John: Just as the writer did back in chapter 6, after he raises the horrifying prospect of apostasy – of people turning their backs on the once-for-all sacrifice and thus losing the one possible door into the throne room – he reminds them of better days. “Remember when you first came to faith,” he says. Remember the hard struggle, the weighty contest you once endured, the suffering and public shame and abuse and persecution. Remember when some of you were once imprisoned for your faith. Remember “when you had compassion for those who were in prison, and you cheerfully accepted the plundering of your possessions, knowing that you yourselves possessed something better and more lasting” (10:34).

Notice how he redefines happiness for those whose lives are connected with Christ. This is not how the world defines happiness. In fact, all of the markers of honor and happiness in the world were stripped away — plundered possessions, loss of freedom, verbal and physical abuse for their faith. These are all shameful outcomes in the world, but they are signs of true honor and even happiness for people of faith. What is needed in the current times, he says, is endurance.

When the preacher used the word in verse 32, he told them to remember how they first endured a “hard struggle.” The term translated hard struggle comes from athletic contests. He frames the whole notion of their endurance not in terms of cruel hardships and unjust abuse and suffering. Rather they are to think in terms of the athletic contest. Endurance there has the end zone or the goal in mind. The physical punishment one takes in an athletic contest somehow makes sense to us. Just so, that kind of endurance is necessary and sustainable if we keep the end goal in mind. Much like the athletic team that never quits, never gives up, the preacher exhorts his audience: “We are not among those who shrink back and so are lost, but among those who have faith and so are saved.”

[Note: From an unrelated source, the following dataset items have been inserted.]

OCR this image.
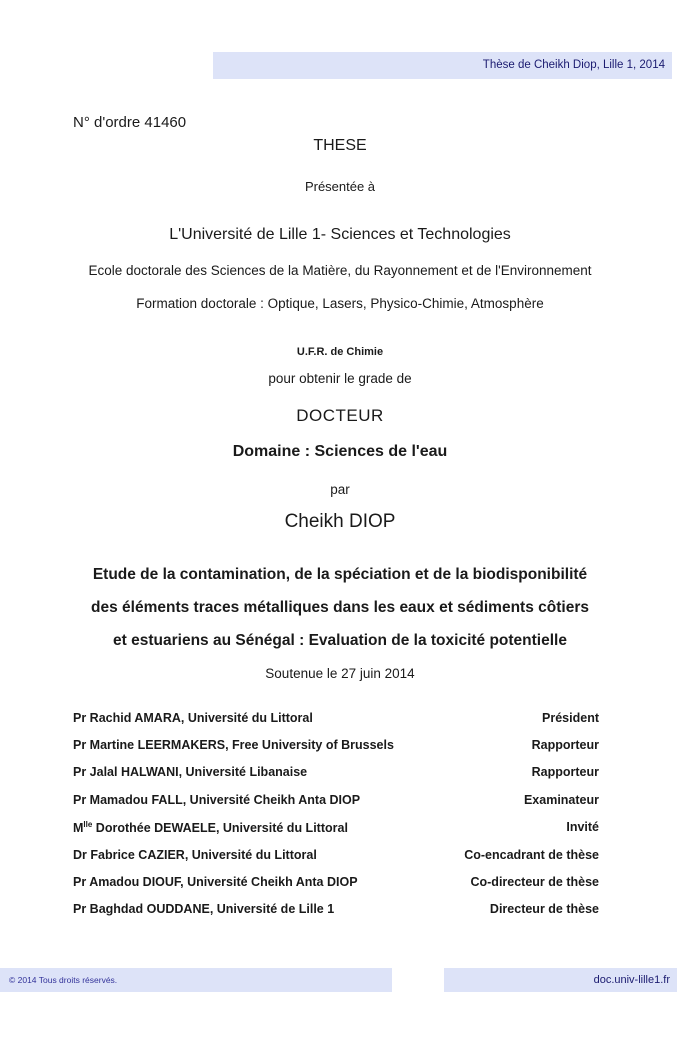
Thèse de Cheikh Diop, Lille 1, 2014
N° d'ordre 41460
THESE
Présentée à
L'Université de Lille 1- Sciences et Technologies
Ecole doctorale des Sciences de la Matière, du Rayonnement et de l'Environnement
Formation doctorale : Optique, Lasers, Physico-Chimie, Atmosphère
U.F.R. de Chimie
pour obtenir le grade de
DOCTEUR
Domaine : Sciences de l'eau
par
Cheikh DIOP
Etude de la contamination, de la spéciation et de la biodisponibilité
des éléments traces métalliques dans les eaux et sédiments côtiers
et estuariens au Sénégal : Evaluation de la toxicité potentielle
Soutenue le 27 juin 2014
Pr Rachid AMARA, Université du Littoral	Président
Pr Martine LEERMAKERS, Free University of Brussels	Rapporteur
Pr Jalal HALWANI, Université Libanaise	Rapporteur
Pr Mamadou FALL, Université Cheikh Anta DIOP	Examinateur
$M^{lle}$ Dorothée DEWAELE, Université du Littoral	Invité
Dr Fabrice CAZIER, Université du Littoral	Co-encadrant de thèse
Pr Amadou DIOUF, Université Cheikh Anta DIOP	Co-directeur de thèse
Pr Baghdad OUDDANE, Université de Lille 1	Directeur de thèse
© 2014 Tous droits réservés.	doc.univ-lille1.fr
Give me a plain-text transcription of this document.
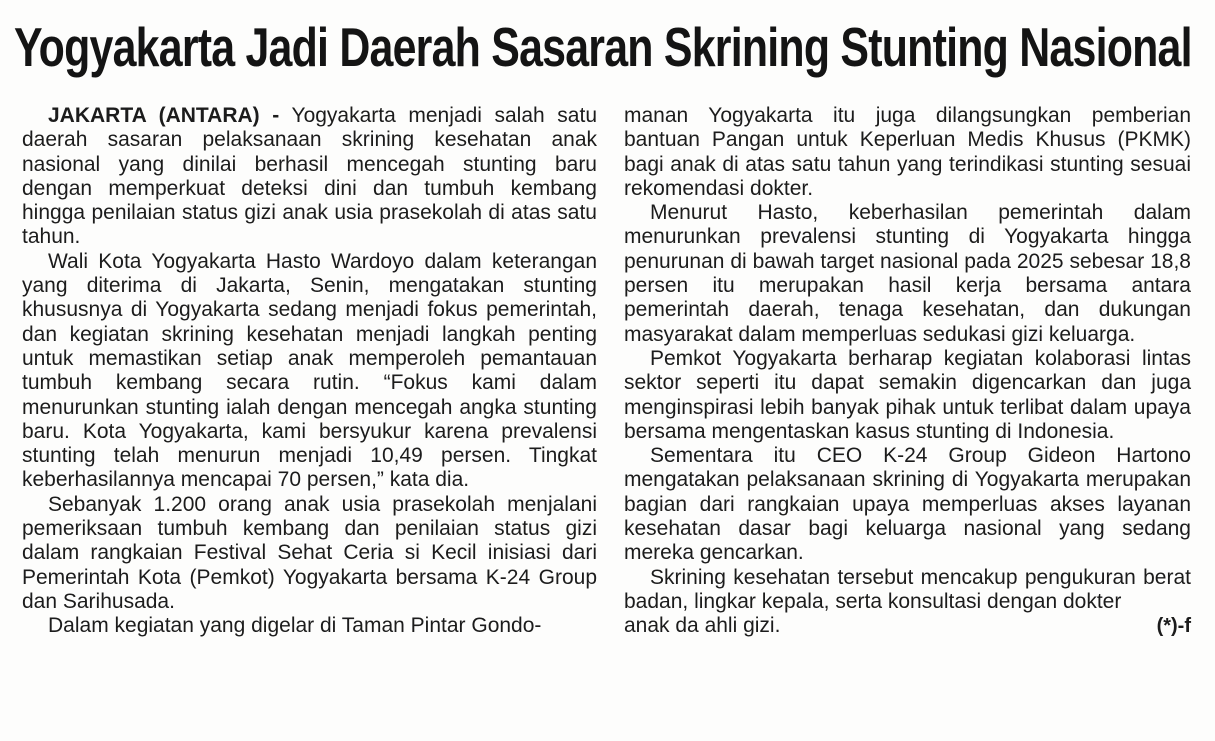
Yogyakarta Jadi Daerah Sasaran Skrining Stunting Nasional

JAKARTA (ANTARA) - Yogyakarta menjadi salah satu daerah sasaran pelaksanaan skrining kesehatan anak nasional yang dinilai berhasil mencegah stunting baru dengan memperkuat deteksi dini dan tumbuh kembang hingga penilaian status gizi anak usia prasekolah di atas satu tahun.

Wali Kota Yogyakarta Hasto Wardoyo dalam keterangan yang diterima di Jakarta, Senin, mengatakan stunting khususnya di Yogyakarta sedang menjadi fokus pemerintah, dan kegiatan skrining kesehatan menjadi langkah penting untuk memastikan setiap anak memperoleh pemantauan tumbuh kembang secara rutin. “Fokus kami dalam menurunkan stunting ialah dengan mencegah angka stunting baru. Kota Yogyakarta, kami bersyukur karena prevalensi stunting telah menurun menjadi 10,49 persen. Tingkat keberhasilannya mencapai 70 persen,” kata dia.

Sebanyak 1.200 orang anak usia prasekolah menjalani pemeriksaan tumbuh kembang dan penilaian status gizi dalam rangkaian Festival Sehat Ceria si Kecil inisiasi dari Pemerintah Kota (Pemkot) Yogyakarta bersama K-24 Group dan Sarihusada.

Dalam kegiatan yang digelar di Taman Pintar Gondo-

manan Yogyakarta itu juga dilangsungkan pemberian bantuan Pangan untuk Keperluan Medis Khusus (PKMK) bagi anak di atas satu tahun yang terindikasi stunting sesuai rekomendasi dokter.

Menurut Hasto, keberhasilan pemerintah dalam menurunkan prevalensi stunting di Yogyakarta hingga penurunan di bawah target nasional pada 2025 sebesar 18,8 persen itu merupakan hasil kerja bersama antara pemerintah daerah, tenaga kesehatan, dan dukungan masyarakat dalam memperluas sedukasi gizi keluarga.

Pemkot Yogyakarta berharap kegiatan kolaborasi lintas sektor seperti itu dapat semakin digencarkan dan juga menginspirasi lebih banyak pihak untuk terlibat dalam upaya bersama mengentaskan kasus stunting di Indonesia.

Sementara itu CEO K-24 Group Gideon Hartono mengatakan pelaksanaan skrining di Yogyakarta merupakan bagian dari rangkaian upaya memperluas akses layanan kesehatan dasar bagi keluarga nasional yang sedang mereka gencarkan.

Skrining kesehatan tersebut mencakup pengukuran berat badan, lingkar kepala, serta konsultasi dengan dokter

anak da ahli gizi.	(*)-f
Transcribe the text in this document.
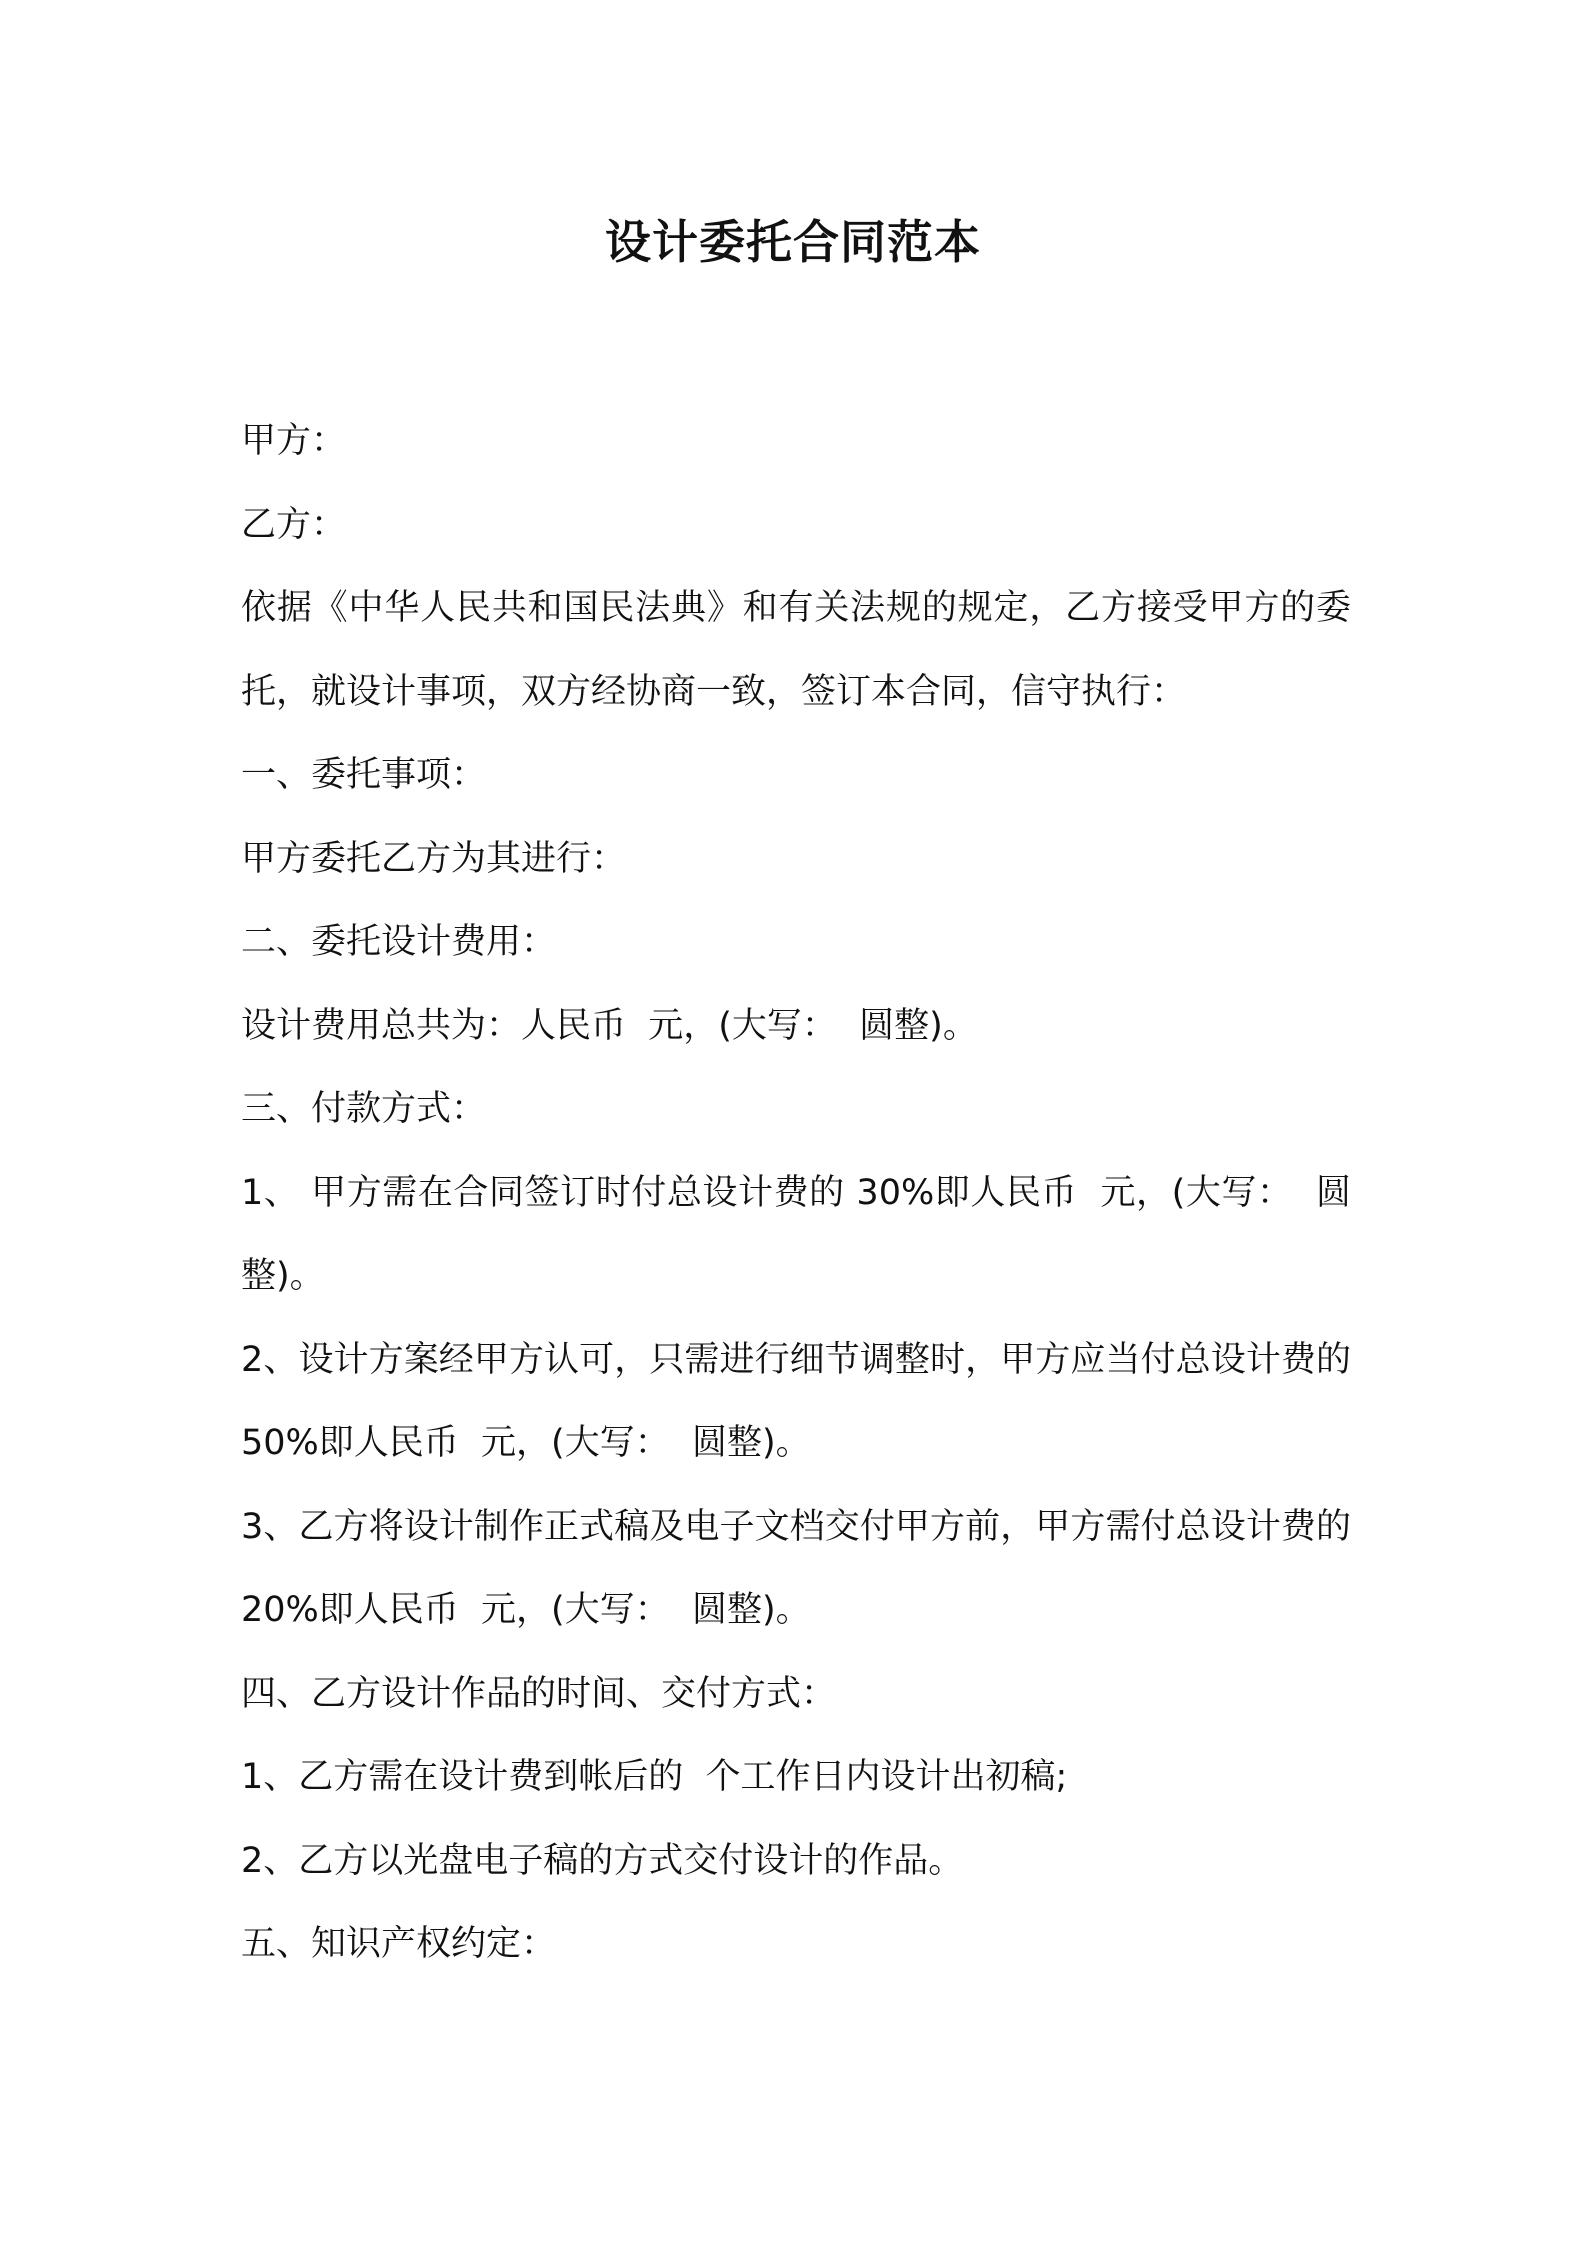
设计委托合同范本

甲方：

乙方：

依据《中华人民共和国民法典》和有关法规的规定，乙方接受甲方的委托，就设计事项，双方经协商一致，签订本合同，信守执行：

一、委托事项：

甲方委托乙方为其进行：

二、委托设计费用：

设计费用总共为：人民币  元，(大写：  圆整)。

三、付款方式：

1、 甲方需在合同签订时付总设计费的 30%即人民币  元，(大写：  圆整)。

2、设计方案经甲方认可，只需进行细节调整时，甲方应当付总设计费的 50%即人民币  元，(大写：  圆整)。

3、乙方将设计制作正式稿及电子文档交付甲方前，甲方需付总设计费的 20%即人民币  元，(大写：  圆整)。

四、乙方设计作品的时间、交付方式：

1、乙方需在设计费到帐后的  个工作日内设计出初稿;

2、乙方以光盘电子稿的方式交付设计的作品。

五、知识产权约定：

Rubel: Do you see now why I thought of that scene from The Fellowship of the Ring as a Hebrews scene? “I wish none of this had happened,” laments Frodo. Indeed! Those first-century believers could have wished to live at an easier time. Underground Christians in China or Saudi Arabia or Pakistan today could wish they were in America where freedom of religion is guaranteed to them. You may wish that your life circumstances were very different – and that you could see God differently, if only they were. That you could feel differently about Jesus, if only they were. That you would not be so angry or so addicted, so distant from your family or such a pain to everybody at work, so “entitled” to the affair or “justified” in your greed – if only God would fix this or give that or take away some difficulty.

No. Those are self-deceptions. Nobody asks for challenges, setbacks, and pain. But those are not decisions for us to make! Galdalf was right in telling young Frodo, “All you have to decide is what to do with the time that is given to you.” That is my only choice to make as well. And yours.

We can believe, stay on the journey, and be saved. Or we can “shrink back” and be destroyed. “So do not throw away your confidence; it will be richly rewarded. You need to persevere so that when you have done the will of God, you will receive what he has promised” (10:35-36).